記憶と歴史
人の記憶は3歳くらいから始まるのでしょうか、やがて老化して記憶力が衰えるのは80歳ほどになってからでしょう。
するとその間の77年は記憶があるのだとすれば、共同体としての国家が持つべき記憶も77年くらいでいいんじゃないか、77年たてば例えば機密も情報開示する、その目安とできる気もします。
もちろん100歳でしっかり記憶の衰えてない人もあるでしょうけれども、大人としての責任ということが20歳前後から始まるなら、やはり77年でそれは薄れるという考えには合理性も感じます。
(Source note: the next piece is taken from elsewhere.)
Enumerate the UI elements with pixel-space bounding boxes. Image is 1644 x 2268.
子孫も責を負う、という場合、それを負わせる方にも世代交代があるわけで、じゃ何代後までそれを続けるか、際限がなくなってしまいます。
満州事変が大東亜戦争の始まりの一つだとして、そしてそれは偶然にも77年ほど前なのですが、その失敗の原因は日本に残っていた一つの記憶でした。
それは ”日露戦争の犠牲” ということでした。
多大なコストと多大な人的犠牲の末に満州を勝ち取った、これを手放すのは英霊たちに申し訳ない、そこが泥沼に足を取られる元となりました。
過去の記憶を根拠に挙げるなら、歴史は永遠なのですからどこにでも無限の理由を作ることができてしまいます。
なぜ人は衰えるか、そして死んでいくか、衰えもせず死にもしないなら、記憶を失わないなら苦しみ続けなければならない。
人間は衰え、死に、世代交代することで和解に踏み出せるのかもしれないのです。